The George Hotel was for wealthy people, and Rose was suddenly talking of nothing else but what the guests wore, what they ate and how they looked. When Frank was brought home from France, Rose often stayed the night at the hotel when they had a special dinner or party there. Honour didn’t question this or even ask if she was getting extra wages for working longer hours, because she was mostly too exhausted with nursing Frank to think about anything else. Yet she did remember wondering now and then if Rose was sweet on someone, for she seemed distracted, jumpy and overly concerned about her app
earance.
Had that someone been a single and ordinary sort of man, she would surely have spoken about him, or even asked to bring him home.
Honour doubted she would ever learn the truth about what happened to Rose after she ran away. Perhaps it was better not to know why she ended up in a slum with a man she had nothing in common with. But whatever the reasons, Honour couldn’t understand why they would prevent her loving her child. Women everywhere married men they didn’t love, for money, status and many other reasons, yet they loved their children fiercely. And Rose, by all accounts, did love Pamela, Jim’s child.
Since listening to Adele forlornly relating the events which led up to her mother being taken away, Honour had found it no longer mattered what Rose had done to her and Frank. It paled into insignificance after what she had done to Adele. Not only failing to love, care and protect her daughter, she had heaped a huge burden of guilt for Pamela’s death on to her young shoulders.
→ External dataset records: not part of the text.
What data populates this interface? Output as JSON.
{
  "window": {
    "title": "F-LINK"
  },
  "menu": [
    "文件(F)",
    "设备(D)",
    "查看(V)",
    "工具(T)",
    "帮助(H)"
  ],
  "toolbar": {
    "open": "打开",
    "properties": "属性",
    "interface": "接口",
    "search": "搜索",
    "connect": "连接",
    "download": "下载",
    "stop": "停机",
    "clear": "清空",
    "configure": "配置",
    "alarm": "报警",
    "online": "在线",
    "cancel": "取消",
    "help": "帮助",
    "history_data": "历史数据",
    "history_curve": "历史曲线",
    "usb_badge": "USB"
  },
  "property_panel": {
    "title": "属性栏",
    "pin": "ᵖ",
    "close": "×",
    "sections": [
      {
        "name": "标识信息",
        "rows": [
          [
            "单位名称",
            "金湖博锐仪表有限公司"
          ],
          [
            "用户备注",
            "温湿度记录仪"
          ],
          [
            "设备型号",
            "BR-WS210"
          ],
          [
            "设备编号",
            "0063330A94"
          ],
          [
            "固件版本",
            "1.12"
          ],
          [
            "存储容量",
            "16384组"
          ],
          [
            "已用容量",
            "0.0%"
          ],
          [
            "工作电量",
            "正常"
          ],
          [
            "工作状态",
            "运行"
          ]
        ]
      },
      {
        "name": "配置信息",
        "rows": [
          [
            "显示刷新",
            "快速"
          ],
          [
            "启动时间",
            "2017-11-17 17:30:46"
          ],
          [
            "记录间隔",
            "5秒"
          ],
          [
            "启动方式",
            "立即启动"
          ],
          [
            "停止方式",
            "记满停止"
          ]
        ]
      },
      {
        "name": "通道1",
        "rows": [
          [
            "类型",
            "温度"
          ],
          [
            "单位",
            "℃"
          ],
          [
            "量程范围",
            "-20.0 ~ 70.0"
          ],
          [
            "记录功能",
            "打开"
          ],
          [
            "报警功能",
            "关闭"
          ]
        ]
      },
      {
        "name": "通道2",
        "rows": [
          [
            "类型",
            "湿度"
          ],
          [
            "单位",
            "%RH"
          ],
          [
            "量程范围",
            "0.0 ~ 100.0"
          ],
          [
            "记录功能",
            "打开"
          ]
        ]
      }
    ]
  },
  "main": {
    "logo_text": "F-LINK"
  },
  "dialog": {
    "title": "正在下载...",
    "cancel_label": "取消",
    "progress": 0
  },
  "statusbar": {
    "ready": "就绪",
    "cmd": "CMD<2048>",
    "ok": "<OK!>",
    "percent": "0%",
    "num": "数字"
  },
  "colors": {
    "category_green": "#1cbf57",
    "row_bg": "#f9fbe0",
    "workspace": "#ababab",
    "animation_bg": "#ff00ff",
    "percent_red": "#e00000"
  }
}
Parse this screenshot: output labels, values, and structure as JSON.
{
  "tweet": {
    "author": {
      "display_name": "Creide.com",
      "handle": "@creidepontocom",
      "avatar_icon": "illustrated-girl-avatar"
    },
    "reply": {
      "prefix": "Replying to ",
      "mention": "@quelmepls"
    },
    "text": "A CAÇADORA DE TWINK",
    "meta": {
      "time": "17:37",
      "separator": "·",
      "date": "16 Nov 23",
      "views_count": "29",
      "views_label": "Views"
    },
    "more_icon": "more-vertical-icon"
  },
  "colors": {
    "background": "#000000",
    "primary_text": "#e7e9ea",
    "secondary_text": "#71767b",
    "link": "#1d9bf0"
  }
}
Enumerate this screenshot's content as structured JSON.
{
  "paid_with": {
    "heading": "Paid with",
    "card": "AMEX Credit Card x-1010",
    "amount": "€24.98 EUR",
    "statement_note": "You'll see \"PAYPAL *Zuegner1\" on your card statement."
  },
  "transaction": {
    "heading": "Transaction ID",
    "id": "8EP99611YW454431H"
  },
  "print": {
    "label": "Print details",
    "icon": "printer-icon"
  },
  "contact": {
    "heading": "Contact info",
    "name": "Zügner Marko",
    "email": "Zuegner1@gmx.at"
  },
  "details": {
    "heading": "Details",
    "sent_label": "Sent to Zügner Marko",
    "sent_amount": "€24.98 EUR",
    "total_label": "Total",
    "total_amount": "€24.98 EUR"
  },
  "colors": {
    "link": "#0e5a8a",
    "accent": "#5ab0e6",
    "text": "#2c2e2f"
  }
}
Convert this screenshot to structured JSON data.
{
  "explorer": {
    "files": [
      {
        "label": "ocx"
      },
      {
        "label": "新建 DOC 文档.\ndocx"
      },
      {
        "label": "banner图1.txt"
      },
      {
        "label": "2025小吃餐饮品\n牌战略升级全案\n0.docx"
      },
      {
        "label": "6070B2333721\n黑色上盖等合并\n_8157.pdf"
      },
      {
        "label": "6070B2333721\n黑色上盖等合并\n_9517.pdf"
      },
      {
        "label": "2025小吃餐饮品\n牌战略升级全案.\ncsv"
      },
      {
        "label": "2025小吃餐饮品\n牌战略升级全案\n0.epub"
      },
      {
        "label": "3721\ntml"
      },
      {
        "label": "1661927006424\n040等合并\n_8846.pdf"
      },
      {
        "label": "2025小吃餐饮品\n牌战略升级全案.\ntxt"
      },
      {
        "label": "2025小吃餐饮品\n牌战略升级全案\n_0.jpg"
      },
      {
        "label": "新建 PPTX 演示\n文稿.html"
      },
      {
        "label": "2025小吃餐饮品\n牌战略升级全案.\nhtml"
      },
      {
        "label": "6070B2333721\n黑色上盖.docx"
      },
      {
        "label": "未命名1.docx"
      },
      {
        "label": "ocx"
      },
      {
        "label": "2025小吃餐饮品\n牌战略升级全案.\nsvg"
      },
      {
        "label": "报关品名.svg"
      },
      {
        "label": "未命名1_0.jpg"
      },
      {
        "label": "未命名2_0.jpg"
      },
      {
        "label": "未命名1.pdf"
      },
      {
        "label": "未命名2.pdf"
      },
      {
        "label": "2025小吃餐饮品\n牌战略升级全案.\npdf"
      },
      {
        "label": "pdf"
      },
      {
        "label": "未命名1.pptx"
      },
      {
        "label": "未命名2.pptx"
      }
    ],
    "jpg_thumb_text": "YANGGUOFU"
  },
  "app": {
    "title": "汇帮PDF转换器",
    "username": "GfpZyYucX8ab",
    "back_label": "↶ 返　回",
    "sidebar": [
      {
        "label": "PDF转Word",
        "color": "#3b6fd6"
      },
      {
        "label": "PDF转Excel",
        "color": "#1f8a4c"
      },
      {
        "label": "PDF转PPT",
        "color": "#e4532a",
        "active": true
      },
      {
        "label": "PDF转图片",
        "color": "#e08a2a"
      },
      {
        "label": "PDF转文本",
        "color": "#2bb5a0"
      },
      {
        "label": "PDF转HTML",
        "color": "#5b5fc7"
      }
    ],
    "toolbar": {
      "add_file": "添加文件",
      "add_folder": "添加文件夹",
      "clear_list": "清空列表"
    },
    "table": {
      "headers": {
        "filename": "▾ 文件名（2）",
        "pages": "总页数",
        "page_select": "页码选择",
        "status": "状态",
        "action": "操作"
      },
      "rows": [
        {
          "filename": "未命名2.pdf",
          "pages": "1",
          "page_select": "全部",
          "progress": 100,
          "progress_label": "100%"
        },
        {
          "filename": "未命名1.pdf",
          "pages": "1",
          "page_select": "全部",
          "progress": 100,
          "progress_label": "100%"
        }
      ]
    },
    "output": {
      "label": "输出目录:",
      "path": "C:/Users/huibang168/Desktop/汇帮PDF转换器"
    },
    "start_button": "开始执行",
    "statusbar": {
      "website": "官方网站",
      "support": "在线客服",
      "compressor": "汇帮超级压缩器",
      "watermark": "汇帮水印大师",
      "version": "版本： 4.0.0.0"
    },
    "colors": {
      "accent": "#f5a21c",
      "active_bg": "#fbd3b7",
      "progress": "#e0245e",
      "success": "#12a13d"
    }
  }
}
Honour knew she must try to lift that burden from Adele, but how? Honour wasn’t, and never had been, a talker; she could get everything straight in her head, knew what needed to be said, but somehow the words never came out right. Even when young she had often been accused of being brusque, unfeeling and even callous. She didn’t think she really was that way, it was just that she couldn’t show her true feelings. The older she got and the more time she spent alone, the worse she became. And she wished this wasn’t so.
Frank was the only person who knew she hid her soft centre behind a shell to protect herself. But they had been so close they could almost read each other’s minds, and one word often sufficed where other people would have used dozens. If Frank was here now he’d know exactly how to help Adele. He had the patience to wait for the right moment, the insight into people’s minds, and a very special gift of being able to draw confidences from almost anyone.
But Frank wasn’t here, and Honour knew that she had to deal with this herself. While it was very tempting to do what she always did with anything which troubled her or got in the way, namely, pack it away like that surplus bedding and china, she couldn’t do that this time.